Deuteronomy: Conditions of the Covenant

The theme of this study is covenant, an idea which lies at the foundation of the gospel proclamation. We’ve seen that there are a number of calls to obedience and to covenant as well as a need to answer the call, but all covenants have conditions that need to be filled. Chapter seven of the book of Deuteronomy looks at those conditions.

Scripture and summary

Deuteronomy 7:1-5

Seven nations that inhabited the land of Canaan were being divested of their land because of their sin. Leviticus 18, a passage that I refer to as “the indictment of the Canaanites” spells out the numerous sins that they engaged in, the least of which being their sexual immorality and the greatest being the sacrifice of their own children to their various gods. The first obligation set forward in the covenant response of Israel as they claimed their inheritance from the LORD was to eradicate and erase all traces of that idolatry. The Israelites were also forbidden from marrying any of the Canaanites who chose to remain in light of that.

Deuteronomy 7:6-11

The reasoning for such a command is given here: the Israelites, by God’s act of deliverance was obligated to serve God and his will. The LORD reiterated his loyalty to his promises as their covenant king and that in entering the covenant the Israelites were to return loyalty in kind.

Deuteronomy 7:12-16

The blessings of the covenant are outlined here. Adherence to the terms of the covenant guaranteed success and prosperity as God would bless them.

Deuteronomy 7:17-25

Israel was not a great nation, speaking of their population. The most conservative figures for the population of the nation was between 600,000 and 1.5 million. Given the earlier report of the spies in regard to Israel’s previous disobedience that led to their wilderness wandering, its likely that the nations of Canaan had strengthened their position. God was clear, he was fighting the battles and Israel was merely the mop-up detail. God also demonstrates his care by stating that he will limit Israel’s expansion based upon their ability to take and secure the land, stating , “You may not make an end of them at once, lest the wild beasts grow too numerous for you (v.22).”
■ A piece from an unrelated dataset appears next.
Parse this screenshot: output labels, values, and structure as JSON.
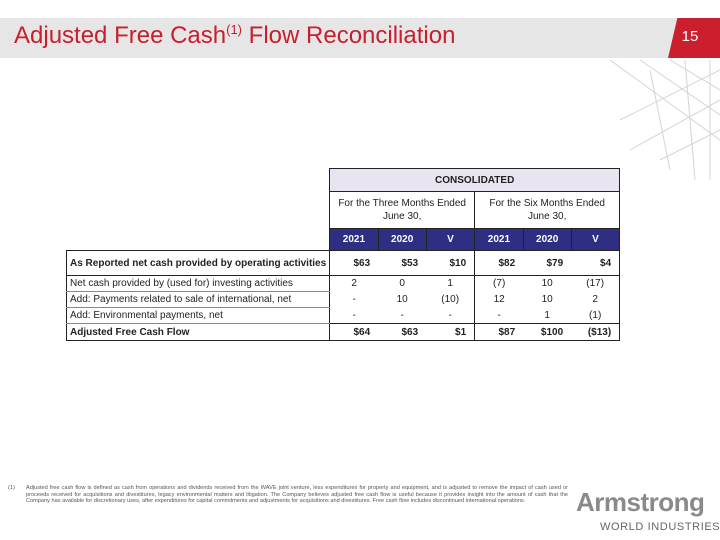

The gospel promises freedom, but that freedom is only possible within the boundaries of an active, willing relationship.

Our idols are not wood or stone layered with gold, rather we forgo the external manifestation and go right to the ceremony embracing greed, lust, and even murder. We still have our lesser gods its just that we have not provided them a place to reside in externalized realities, rather we have welcomed them into the residence of our heart.

God has promised good to those who are loyal to him, and he has provided a sign of this in reality: first in rescuing the nation of Israel from their harsh bondage in Egypt and, in these last days, by sending his Son to rescue a people for good works. To deny that God has set standards for those who will take his Name and claim it, is to deny the truth of who God is in his holiness.